Let's start with the positives. BioNTech, as of the last quarter, had 9.3 billion euros in cash (roughly $9.2 billion). That will go a long way toward helping the company develop its promising pipeline, which has 20 ongoing clinical trials, including five therapies in phase 2 trials and one in a phase 3 trial.

The lone phase 3 trial is for BNT161, an influenza vaccine BioNTech is developing with Pfizer. According to the Centers for Disease Control (CDC), seasonal flu has been on the rise this month, particularly in Regions 4 (Southeast) and 6 (South Central). The CDC said it recommended a flu vaccine for everyone 6 and older.

BioNTech's founders made news on Oct. 16, when they told Laura Kuenssberg of the BBC that they expect to see a vaccine against cancer by 2030.

Their company already has several mRNA cancer vaccines in the works, they said, using the same mRNA technology used for its COVID-19 vaccine. Their approach would be to create harmless versions of the protein antigens that appear on the surface of tumor cells. The idea is that a vaccine with those proteins would prod the body's immune system into preparing against such an attack by actual cancer cells. It would be complicated because different types of cancers carry different antigens.

"Everything we have learned about the immune system and about what we achieve with a cancer vaccine shows, in principle, the clear activity -- we can induce those killer T-cells, we can direct them," Türeci said on the show.

The company's most promising cancer vaccine is BNT111, an intravenous therapy that encodes bits of four specific cancer antigens in the drug's RNA to fight skin cancer. The thought is that having four different antigens increases the odds of the body recognizing the intruder and creating a T-cell response that would be useful against actual melanoma.

The therapy is in a phase 2 trial to treat patients with stage 3 and stage 4 melanoma that's estimated to conclude in October of 2024.

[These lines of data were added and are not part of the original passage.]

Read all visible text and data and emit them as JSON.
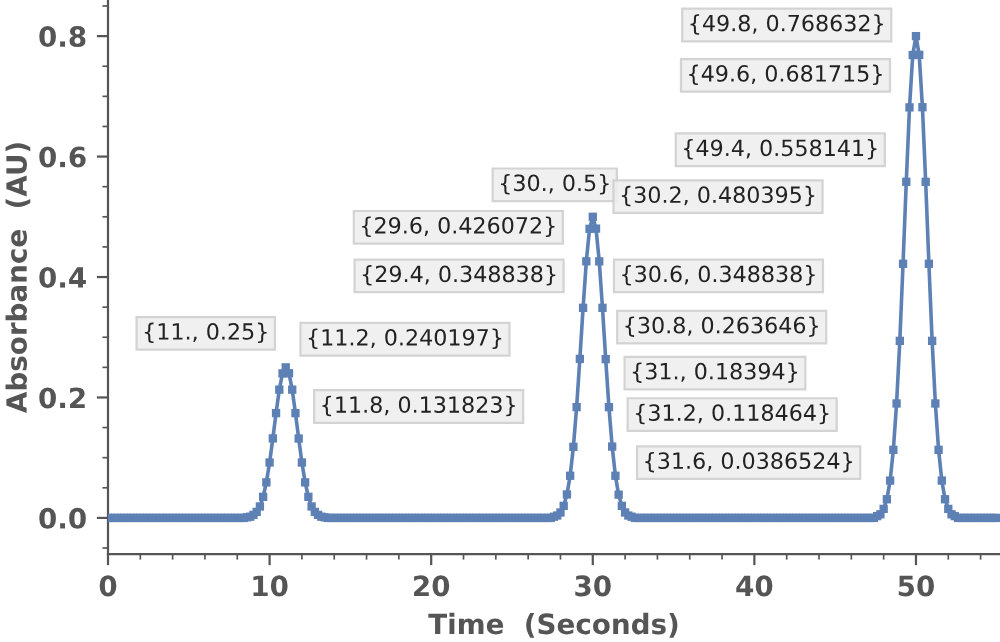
{
  "chart_data": {
    "type": "line",
    "xlabel": "Time  (Seconds)",
    "ylabel": "Absorbance  (AU)",
    "xlim": [
      0,
      55.2
    ],
    "ylim": [
      -0.06,
      0.86
    ],
    "xticks": [
      0,
      10,
      20,
      30,
      40,
      50
    ],
    "yticks": [
      {
        "value": 0,
        "label": "0.0"
      },
      {
        "value": 0.2,
        "label": "0.2"
      },
      {
        "value": 0.4,
        "label": "0.4"
      },
      {
        "value": 0.6,
        "label": "0.6"
      },
      {
        "value": 0.8,
        "label": "0.8"
      }
    ],
    "grid": false,
    "marker": "square",
    "line_style": "solid",
    "series": [
      {
        "color": "#5e81b5",
        "x": [
          0,
          0.2,
          0.4,
          0.6,
          0.8,
          1,
          1.2,
          1.4,
          1.6,
          1.8,
          2,
          2.2,
          2.4,
          2.6,
          2.8,
          3,
          3.2,
          3.4,
          3.6,
          3.8,
          4,
          4.2,
          4.4,
          4.6,
          4.8,
          5,
          5.2,
          5.4,
          5.6,
          5.8,
          6,
          6.2,
          6.4,
          6.6,
          6.8,
          7,
          7.2,
          7.4,
          7.6,
          7.8,
          8,
          8.2,
          8.4,
          8.6,
          8.8,
          9,
          9.2,
          9.4,
          9.6,
          9.8,
          10,
          10.2,
          10.4,
          10.6,
          10.8,
          11,
          11.2,
          11.4,
          11.6,
          11.8,
          12,
          12.2,
          12.4,
          12.6,
          12.8,
          13,
          13.2,
          13.4,
          13.6,
          13.8,
          14,
          14.2,
          14.4,
          14.6,
          14.8,
          15,
          15.2,
          15.4,
          15.6,
          15.8,
          16,
          16.2,
          16.4,
          16.6,
          16.8,
          17,
          17.2,
          17.4,
          17.6,
          17.8,
          18,
          18.2,
          18.4,
          18.6,
          18.8,
          19,
          19.2,
          19.4,
          19.6,
          19.8,
          20,
          20.2,
          20.4,
          20.6,
          20.8,
          21,
          21.2,
          21.4,
          21.6,
          21.8,
          22,
          22.2,
          22.4,
          22.6,
          22.8,
          23,
          23.2,
          23.4,
          23.6,
          23.8,
          24,
          24.2,
          24.4,
          24.6,
          24.8,
          25,
          25.2,
          25.4,
          25.6,
          25.8,
          26,
          26.2,
          26.4,
          26.6,
          26.8,
          27,
          27.2,
          27.4,
          27.6,
          27.8,
          28,
          28.2,
          28.4,
          28.6,
          28.8,
          29,
          29.2,
          29.4,
          29.6,
          29.8,
          30,
          30.2,
          30.4,
          30.6,
          30.8,
          31,
          31.2,
          31.4,
          31.6,
          31.8,
          32,
          32.2,
          32.4,
          32.6,
          32.8,
          33,
          33.2,
          33.4,
          33.6,
          33.8,
          34,
          34.2,
          34.4,
          34.6,
          34.8,
          35,
          35.2,
          35.4,
          35.6,
          35.8,
          36,
          36.2,
          36.4,
          36.6,
          36.8,
          37,
          37.2,
          37.4,
          37.6,
          37.8,
          38,
          38.2,
          38.4,
          38.6,
          38.8,
          39,
          39.2,
          39.4,
          39.6,
          39.8,
          40,
          40.2,
          40.4,
          40.6,
          40.8,
          41,
          41.2,
          41.4,
          41.6,
          41.8,
          42,
          42.2,
          42.4,
          42.6,
          42.8,
          43,
          43.2,
          43.4,
          43.6,
          43.8,
          44,
          44.2,
          44.4,
          44.6,
          44.8,
          45,
          45.2,
          45.4,
          45.6,
          45.8,
          46,
          46.2,
          46.4,
          46.6,
          46.8,
          47,
          47.2,
          47.4,
          47.6,
          47.8,
          48,
          48.2,
          48.4,
          48.6,
          48.8,
          49,
          49.2,
          49.4,
          49.6,
          49.8,
          50,
          50.2,
          50.4,
          50.6,
          50.8,
          51,
          51.2,
          51.4,
          51.6,
          51.8,
          52,
          52.2,
          52.4,
          52.6,
          52.8,
          53,
          53.2,
          53.4,
          53.6,
          53.8,
          54,
          54.2,
          54.4,
          54.6,
          54.8,
          55
        ],
        "values": [
          0,
          0,
          0,
          0,
          0,
          0,
          0,
          0,
          0,
          0,
          0,
          0,
          0,
          0,
          0,
          0,
          0,
          0,
          0,
          0,
          0,
          0,
          0,
          0,
          0,
          0,
          0,
          0,
          0,
          0,
          0,
          0,
          0,
          0,
          0,
          0,
          0,
          0,
          0,
          0,
          0,
          0,
          0,
          0.001,
          0.002,
          0.005,
          0.01,
          0.019,
          0.035,
          0.059,
          0.092,
          0.132,
          0.174,
          0.213,
          0.24,
          0.25,
          0.240197,
          0.213,
          0.174,
          0.131823,
          0.092,
          0.059,
          0.035,
          0.019,
          0.01,
          0.005,
          0.002,
          0.001,
          0,
          0,
          0,
          0,
          0,
          0,
          0,
          0,
          0,
          0,
          0,
          0,
          0,
          0,
          0,
          0,
          0,
          0,
          0,
          0,
          0,
          0,
          0,
          0,
          0,
          0,
          0,
          0,
          0,
          0,
          0,
          0,
          0,
          0,
          0,
          0,
          0,
          0,
          0,
          0,
          0,
          0,
          0,
          0,
          0,
          0,
          0,
          0,
          0,
          0,
          0,
          0,
          0,
          0,
          0,
          0,
          0,
          0,
          0,
          0,
          0,
          0,
          0,
          0,
          0,
          0,
          0,
          0,
          0,
          0,
          0.002,
          0.004,
          0.009,
          0.02,
          0.039,
          0.07,
          0.118,
          0.184,
          0.264,
          0.348838,
          0.426072,
          0.48,
          0.5,
          0.480395,
          0.426,
          0.348838,
          0.263646,
          0.18394,
          0.118464,
          0.07,
          0.0386524,
          0.02,
          0.009,
          0.004,
          0.002,
          0,
          0,
          0,
          0,
          0,
          0,
          0,
          0,
          0,
          0,
          0,
          0,
          0,
          0,
          0,
          0,
          0,
          0,
          0,
          0,
          0,
          0,
          0,
          0,
          0,
          0,
          0,
          0,
          0,
          0,
          0,
          0,
          0,
          0,
          0,
          0,
          0,
          0,
          0,
          0,
          0,
          0,
          0,
          0,
          0,
          0,
          0,
          0,
          0,
          0,
          0,
          0,
          0,
          0,
          0,
          0,
          0,
          0,
          0,
          0,
          0,
          0,
          0,
          0,
          0,
          0,
          0,
          0,
          0,
          0,
          0,
          0,
          0,
          0,
          0,
          0.003,
          0.006,
          0.015,
          0.031,
          0.062,
          0.113,
          0.19,
          0.294,
          0.422,
          0.558141,
          0.681715,
          0.768632,
          0.8,
          0.769,
          0.682,
          0.558,
          0.422,
          0.294,
          0.19,
          0.113,
          0.062,
          0.031,
          0.015,
          0.006,
          0.003,
          0,
          0,
          0,
          0,
          0,
          0,
          0,
          0,
          0,
          0,
          0,
          0,
          0
        ]
      }
    ],
    "annotations": [
      {
        "text": "{11., 0.25}",
        "x": 11,
        "y": 0.25
      },
      {
        "text": "{11.2, 0.240197}",
        "x": 11.2,
        "y": 0.240197
      },
      {
        "text": "{11.8, 0.131823}",
        "x": 11.8,
        "y": 0.131823
      },
      {
        "text": "{29.4, 0.348838}",
        "x": 29.4,
        "y": 0.348838
      },
      {
        "text": "{29.6, 0.426072}",
        "x": 29.6,
        "y": 0.426072
      },
      {
        "text": "{30., 0.5}",
        "x": 30,
        "y": 0.5
      },
      {
        "text": "{30.2, 0.480395}",
        "x": 30.2,
        "y": 0.480395
      },
      {
        "text": "{30.6, 0.348838}",
        "x": 30.6,
        "y": 0.348838
      },
      {
        "text": "{30.8, 0.263646}",
        "x": 30.8,
        "y": 0.263646
      },
      {
        "text": "{31., 0.18394}",
        "x": 31,
        "y": 0.18394
      },
      {
        "text": "{31.2, 0.118464}",
        "x": 31.2,
        "y": 0.118464
      },
      {
        "text": "{31.6, 0.0386524}",
        "x": 31.6,
        "y": 0.0386524
      },
      {
        "text": "{49.4, 0.558141}",
        "x": 49.4,
        "y": 0.558141
      },
      {
        "text": "{49.6, 0.681715}",
        "x": 49.6,
        "y": 0.681715
      },
      {
        "text": "{49.8, 0.768632}",
        "x": 49.8,
        "y": 0.768632
      }
    ]
  }
}
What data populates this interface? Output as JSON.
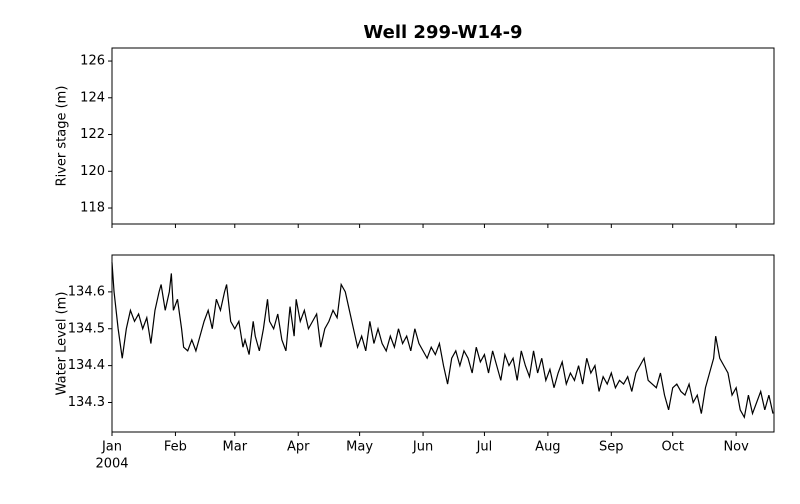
{
  "title": "Well 299-W14-9",
  "chart_data": [
    {
      "type": "line",
      "ylabel": "River stage (m)",
      "ylim": [
        117.13,
        126.71
      ],
      "yticks": [
        118,
        120,
        122,
        124,
        126
      ],
      "xlim": [
        0,
        323.5
      ],
      "x": [],
      "series": []
    },
    {
      "type": "line",
      "ylabel": "Water Level (m)",
      "ylim": [
        134.22,
        134.7
      ],
      "yticks": [
        134.3,
        134.4,
        134.5,
        134.6
      ],
      "xlim": [
        0,
        323.5
      ],
      "xticks": [
        {
          "value": 0,
          "label": "Jan"
        },
        {
          "value": 31,
          "label": "Feb"
        },
        {
          "value": 60,
          "label": "Mar"
        },
        {
          "value": 91,
          "label": "Apr"
        },
        {
          "value": 121,
          "label": "May"
        },
        {
          "value": 152,
          "label": "Jun"
        },
        {
          "value": 182,
          "label": "Jul"
        },
        {
          "value": 213,
          "label": "Aug"
        },
        {
          "value": 244,
          "label": "Sep"
        },
        {
          "value": 274,
          "label": "Oct"
        },
        {
          "value": 305,
          "label": "Nov"
        }
      ],
      "x_year_label": "2004",
      "x": [
        0,
        1,
        3,
        5,
        7,
        9,
        11,
        13,
        15,
        17,
        19,
        21,
        23,
        24,
        26,
        28,
        29,
        30,
        32,
        34,
        35,
        37,
        39,
        41,
        43,
        45,
        47,
        49,
        51,
        53,
        55,
        56,
        58,
        60,
        62,
        64,
        65,
        67,
        69,
        70,
        72,
        74,
        76,
        77,
        79,
        81,
        83,
        85,
        87,
        89,
        90,
        92,
        94,
        96,
        98,
        100,
        102,
        104,
        106,
        108,
        110,
        112,
        114,
        116,
        118,
        120,
        122,
        124,
        126,
        128,
        130,
        132,
        134,
        136,
        138,
        140,
        142,
        144,
        146,
        148,
        150,
        152,
        154,
        156,
        158,
        160,
        162,
        164,
        166,
        168,
        170,
        172,
        174,
        176,
        178,
        180,
        182,
        184,
        186,
        188,
        190,
        192,
        194,
        196,
        198,
        200,
        202,
        204,
        206,
        208,
        210,
        212,
        214,
        216,
        218,
        220,
        222,
        224,
        226,
        228,
        230,
        232,
        234,
        236,
        238,
        240,
        242,
        244,
        246,
        248,
        250,
        252,
        254,
        256,
        258,
        260,
        262,
        264,
        266,
        268,
        270,
        272,
        274,
        276,
        278,
        280,
        282,
        284,
        286,
        288,
        290,
        292,
        294,
        295,
        297,
        299,
        301,
        303,
        305,
        307,
        309,
        311,
        313,
        315,
        317,
        319,
        321,
        323
      ],
      "series": [
        {
          "color": "#000000",
          "values": [
            134.68,
            134.6,
            134.5,
            134.42,
            134.5,
            134.55,
            134.52,
            134.54,
            134.5,
            134.53,
            134.46,
            134.55,
            134.6,
            134.62,
            134.55,
            134.6,
            134.65,
            134.55,
            134.58,
            134.5,
            134.45,
            134.44,
            134.47,
            134.44,
            134.48,
            134.52,
            134.55,
            134.5,
            134.58,
            134.55,
            134.6,
            134.62,
            134.52,
            134.5,
            134.52,
            134.45,
            134.47,
            134.43,
            134.52,
            134.48,
            134.44,
            134.5,
            134.58,
            134.52,
            134.5,
            134.54,
            134.47,
            134.44,
            134.56,
            134.48,
            134.58,
            134.52,
            134.55,
            134.5,
            134.52,
            134.54,
            134.45,
            134.5,
            134.52,
            134.55,
            134.53,
            134.62,
            134.6,
            134.55,
            134.5,
            134.45,
            134.48,
            134.44,
            134.52,
            134.46,
            134.5,
            134.46,
            134.44,
            134.48,
            134.45,
            134.5,
            134.46,
            134.48,
            134.44,
            134.5,
            134.46,
            134.44,
            134.42,
            134.45,
            134.43,
            134.46,
            134.4,
            134.35,
            134.42,
            134.44,
            134.4,
            134.44,
            134.42,
            134.38,
            134.45,
            134.41,
            134.43,
            134.38,
            134.44,
            134.4,
            134.36,
            134.43,
            134.4,
            134.42,
            134.36,
            134.44,
            134.4,
            134.37,
            134.44,
            134.38,
            134.42,
            134.36,
            134.39,
            134.34,
            134.38,
            134.41,
            134.35,
            134.38,
            134.36,
            134.4,
            134.35,
            134.42,
            134.38,
            134.4,
            134.33,
            134.37,
            134.35,
            134.38,
            134.34,
            134.36,
            134.35,
            134.37,
            134.33,
            134.38,
            134.4,
            134.42,
            134.36,
            134.35,
            134.34,
            134.38,
            134.32,
            134.28,
            134.34,
            134.35,
            134.33,
            134.32,
            134.35,
            134.3,
            134.32,
            134.27,
            134.34,
            134.38,
            134.42,
            134.48,
            134.42,
            134.4,
            134.38,
            134.32,
            134.34,
            134.28,
            134.26,
            134.32,
            134.27,
            134.3,
            134.33,
            134.28,
            134.32,
            134.27
          ]
        }
      ]
    }
  ]
}
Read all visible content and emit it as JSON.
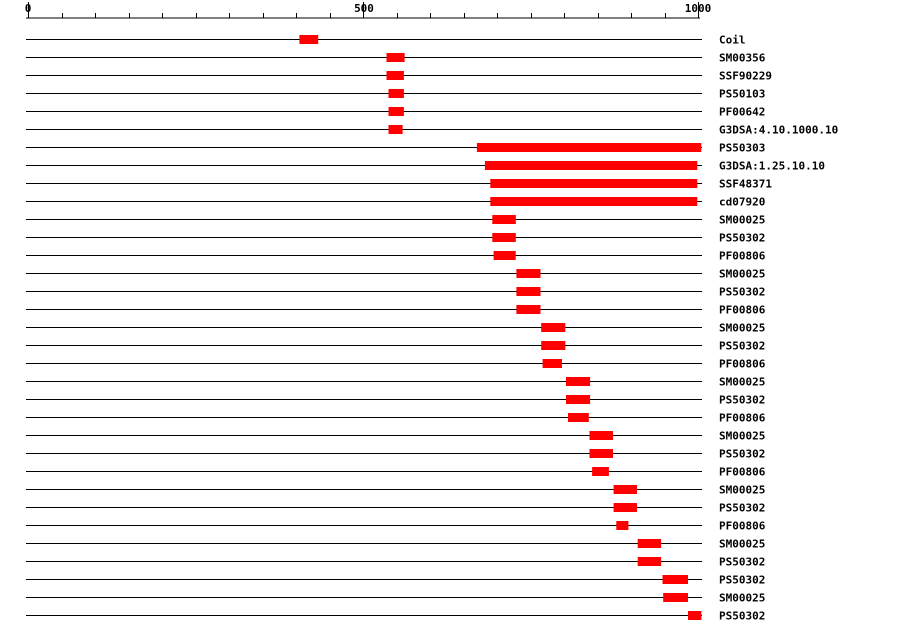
{
  "chart_data": {
    "type": "bar",
    "xlim": [
      0,
      1000
    ],
    "ticks": {
      "labels": [
        "0",
        "500",
        "1000"
      ],
      "major": [
        0,
        500,
        1000
      ],
      "minor_step": 50
    },
    "rows": [
      {
        "label": "Coil",
        "start": 405,
        "end": 433
      },
      {
        "label": "SM00356",
        "start": 535,
        "end": 562
      },
      {
        "label": "SSF90229",
        "start": 535,
        "end": 561
      },
      {
        "label": "PS50103",
        "start": 538,
        "end": 561
      },
      {
        "label": "PF00642",
        "start": 538,
        "end": 561
      },
      {
        "label": "G3DSA:4.10.1000.10",
        "start": 538,
        "end": 559
      },
      {
        "label": "PS50303",
        "start": 670,
        "end": 1005
      },
      {
        "label": "G3DSA:1.25.10.10",
        "start": 682,
        "end": 999
      },
      {
        "label": "SSF48371",
        "start": 690,
        "end": 999
      },
      {
        "label": "cd07920",
        "start": 690,
        "end": 999
      },
      {
        "label": "SM00025",
        "start": 693,
        "end": 728
      },
      {
        "label": "PS50302",
        "start": 693,
        "end": 728
      },
      {
        "label": "PF00806",
        "start": 695,
        "end": 728
      },
      {
        "label": "SM00025",
        "start": 729,
        "end": 765
      },
      {
        "label": "PS50302",
        "start": 729,
        "end": 765
      },
      {
        "label": "PF00806",
        "start": 729,
        "end": 765
      },
      {
        "label": "SM00025",
        "start": 766,
        "end": 802
      },
      {
        "label": "PS50302",
        "start": 766,
        "end": 802
      },
      {
        "label": "PF00806",
        "start": 768,
        "end": 797
      },
      {
        "label": "SM00025",
        "start": 803,
        "end": 839
      },
      {
        "label": "PS50302",
        "start": 803,
        "end": 839
      },
      {
        "label": "PF00806",
        "start": 806,
        "end": 837
      },
      {
        "label": "SM00025",
        "start": 838,
        "end": 873
      },
      {
        "label": "PS50302",
        "start": 838,
        "end": 873
      },
      {
        "label": "PF00806",
        "start": 842,
        "end": 867
      },
      {
        "label": "SM00025",
        "start": 874,
        "end": 909
      },
      {
        "label": "PS50302",
        "start": 874,
        "end": 909
      },
      {
        "label": "PF00806",
        "start": 878,
        "end": 896
      },
      {
        "label": "SM00025",
        "start": 910,
        "end": 945
      },
      {
        "label": "PS50302",
        "start": 910,
        "end": 945
      },
      {
        "label": "PS50302",
        "start": 947,
        "end": 985
      },
      {
        "label": "SM00025",
        "start": 948,
        "end": 985
      },
      {
        "label": "PS50302",
        "start": 985,
        "end": 1005
      }
    ],
    "colors": {
      "bar": "#ff0000",
      "line": "#000000"
    }
  }
}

The company also sees potential in BNT-211 to treat advanced solid tumors, and so far the therapy has shown a good safety profile in treating testicular and ovarian cancers.

Surviving in the meantime

It will likely take several years for any of the company's oncology vaccines to pay off; in the meantime, earnings will likely decline and the stock's price could continue to suffer.

However, at some point, the company should become a less risky long-term bet with plenty of upside. It has plenty of cash. And all it would take is for one or two of its oncology pipeline candidates to be approved for its valuation to pick up and shares to jump again.